The Babylonian Talmud tractate Ketubot (105b) provides a series of examples of this. In one, a bird landed on the head of a rabbinic court judge “and a man came and removed it. Said [the judge] to him: ‘What is your business here?’ Said [the man to the judge], ‘I have a lawsuit.’ Said [the judge] to him: ‘I am disqualified from being your judge.'”
The man, obviously, is not guilty of giving a bribe; his was an act of kindness. On the other hand, were the judge to hear the man’s case, he would be guilty of accepting a bribe because that act of kindness could cause him to favor this litigant, if only subconsciously.
We should never avoid acts of kindness, but Yom Kippur is there to help us identify how even an act of kindness can lead to sin.
Consider this: Among the sins listed in the Great Confessional that we recite over and over again on Yom Kippur (the Al Chet litany) are: “For the sin we have sinned against You by rejecting responsibility…; by fraud and falsehood…; by swearing falsely…; by breach of trust…; by selfishness.”
In Deuteronomy 8:10, we are told, “When you have eaten and are satisfied, then you shall bless the Lord your God for the good land which he has given you.” From this, we derive the obligation to recite the Grace After Meals, the very first paragraph of which extols God for providing food for all His creatures. It ends with, “Blessed are You, Lord, who feeds all.”
And yet Deuteronomy 14:29 states: “And the Levite, because he has no part nor inheritance with you, and the stranger, and the orphan, and the widow, who are inside your gates, shall come, and shall eat and be satisfied; that the Lord your God may bless you in all the work of your hand which you do.”
Clearly, there is a connection meant between the first commandment and the second; the Torah’s use of “eat,” “satisfied,” and “bless” in both verses is deliberate. Its intent is to tell us that before we can truly “eat and be satisfied,” we must see to it that those who have less also can “eat and be satisfied.”
Put another way, we perjure ourselves each time we say the Grace After Meals if we do nothing to help feed the hungry. That is a “sin we have sinned against You by rejecting responsibility…; by fraud and falsehood…; by swearing falsely…; by breach of trust…; by selfishness.” Even if we do not recite the Grace, failing to feed the hungry violates “responsibility…; trust…; and [un]-selfishness.”

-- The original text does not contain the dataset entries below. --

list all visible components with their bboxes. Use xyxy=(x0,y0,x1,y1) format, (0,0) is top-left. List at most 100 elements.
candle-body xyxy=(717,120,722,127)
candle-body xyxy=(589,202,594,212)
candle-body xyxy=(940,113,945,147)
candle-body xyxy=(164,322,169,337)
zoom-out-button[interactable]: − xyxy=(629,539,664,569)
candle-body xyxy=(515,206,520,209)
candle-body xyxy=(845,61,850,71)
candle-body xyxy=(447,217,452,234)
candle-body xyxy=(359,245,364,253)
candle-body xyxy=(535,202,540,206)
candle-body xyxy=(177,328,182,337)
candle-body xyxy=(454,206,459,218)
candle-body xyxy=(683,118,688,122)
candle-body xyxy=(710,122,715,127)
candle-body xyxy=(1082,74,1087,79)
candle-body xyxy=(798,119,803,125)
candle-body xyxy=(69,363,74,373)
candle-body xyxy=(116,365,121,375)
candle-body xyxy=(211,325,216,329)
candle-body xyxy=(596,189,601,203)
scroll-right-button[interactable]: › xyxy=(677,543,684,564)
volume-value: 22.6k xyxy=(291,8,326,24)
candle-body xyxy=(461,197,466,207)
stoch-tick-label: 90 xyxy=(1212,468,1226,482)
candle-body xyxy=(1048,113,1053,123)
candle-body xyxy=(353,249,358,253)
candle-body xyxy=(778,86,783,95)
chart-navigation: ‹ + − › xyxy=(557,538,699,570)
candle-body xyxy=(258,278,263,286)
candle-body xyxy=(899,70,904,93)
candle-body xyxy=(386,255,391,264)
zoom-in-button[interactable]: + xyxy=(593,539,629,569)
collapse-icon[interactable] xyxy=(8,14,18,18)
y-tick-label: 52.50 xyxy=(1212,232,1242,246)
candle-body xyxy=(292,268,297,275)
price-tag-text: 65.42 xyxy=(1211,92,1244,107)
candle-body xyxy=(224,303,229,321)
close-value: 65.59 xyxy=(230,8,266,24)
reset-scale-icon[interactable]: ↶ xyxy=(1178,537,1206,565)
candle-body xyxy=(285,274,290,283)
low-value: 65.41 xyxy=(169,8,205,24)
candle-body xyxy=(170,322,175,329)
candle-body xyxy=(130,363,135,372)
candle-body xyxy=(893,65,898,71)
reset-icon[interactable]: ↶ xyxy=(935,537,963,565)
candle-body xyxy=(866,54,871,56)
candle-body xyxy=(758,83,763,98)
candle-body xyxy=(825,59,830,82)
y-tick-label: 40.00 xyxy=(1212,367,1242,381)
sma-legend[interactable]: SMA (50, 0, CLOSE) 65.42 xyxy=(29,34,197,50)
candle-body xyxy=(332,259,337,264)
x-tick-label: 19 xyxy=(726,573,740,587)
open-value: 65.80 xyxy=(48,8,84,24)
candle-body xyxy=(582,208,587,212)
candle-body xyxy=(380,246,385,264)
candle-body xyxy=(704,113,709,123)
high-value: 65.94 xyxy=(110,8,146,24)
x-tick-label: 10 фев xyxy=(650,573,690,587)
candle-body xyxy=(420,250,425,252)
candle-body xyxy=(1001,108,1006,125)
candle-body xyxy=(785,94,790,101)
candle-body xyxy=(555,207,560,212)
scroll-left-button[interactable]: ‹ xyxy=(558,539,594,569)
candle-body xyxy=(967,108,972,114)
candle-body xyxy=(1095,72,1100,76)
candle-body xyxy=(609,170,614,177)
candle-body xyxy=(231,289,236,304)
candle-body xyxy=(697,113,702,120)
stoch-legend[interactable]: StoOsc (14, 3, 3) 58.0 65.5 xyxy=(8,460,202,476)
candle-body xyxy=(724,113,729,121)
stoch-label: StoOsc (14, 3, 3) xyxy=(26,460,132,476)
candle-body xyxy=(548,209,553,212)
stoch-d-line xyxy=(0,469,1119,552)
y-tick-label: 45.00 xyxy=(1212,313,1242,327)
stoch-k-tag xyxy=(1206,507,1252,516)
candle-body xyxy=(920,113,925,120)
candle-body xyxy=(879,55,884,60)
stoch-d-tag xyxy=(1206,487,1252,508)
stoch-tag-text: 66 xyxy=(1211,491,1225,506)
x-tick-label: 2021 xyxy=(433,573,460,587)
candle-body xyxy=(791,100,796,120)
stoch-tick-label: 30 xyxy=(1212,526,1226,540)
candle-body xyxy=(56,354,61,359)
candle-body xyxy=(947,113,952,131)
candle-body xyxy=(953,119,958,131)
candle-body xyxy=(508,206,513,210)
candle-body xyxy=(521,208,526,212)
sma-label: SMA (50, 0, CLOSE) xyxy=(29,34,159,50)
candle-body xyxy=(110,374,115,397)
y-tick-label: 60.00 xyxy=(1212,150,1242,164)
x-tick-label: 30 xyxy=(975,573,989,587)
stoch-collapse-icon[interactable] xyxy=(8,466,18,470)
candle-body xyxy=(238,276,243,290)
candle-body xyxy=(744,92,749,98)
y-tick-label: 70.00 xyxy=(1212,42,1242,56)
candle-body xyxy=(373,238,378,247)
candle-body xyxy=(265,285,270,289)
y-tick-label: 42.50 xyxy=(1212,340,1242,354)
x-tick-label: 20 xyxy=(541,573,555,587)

Then there is a huge category of misdeeds under Jewish law that involves our lips and our ears. Overall, these misdeeds are classified as verbal wrongs and include the wrongs known as lashon hara (bad speech) and motzi shem ra (defamation of character). At least 20 percent of the Great Confessional, and perhaps as much as 25 percent, involves verbal wrongs. Rabbinic literature is filled with examples of how easy it is to commit such a sin. Merely reminding someone of a past misdeed can be classified as a verbal wrong, according to BT Bava Metzia 58b-59a. From BT Pesachim 118a, we learn that we can be guilty of committing a verbal wrong merely by listening to what someone else has to say.
This has broad implications. It means, for example, that watching a news program on television could be a verbal wrong. Yet we do not watch news programs in order to sin; we watch them in order to be informed. We need to find a balance between our need to know and our need to avoid committing a sin.
If we merely recite the same words every Yom Kippur, then the rabbi’s question is a proper one. Yom Kippur, however, is not about reciting the same words year after year. It’s about understanding what those words mean in practical terms. It is about learning a little bit more each year about how simple acts can become sinful acts – and about how hard we must work during the year to avoid them.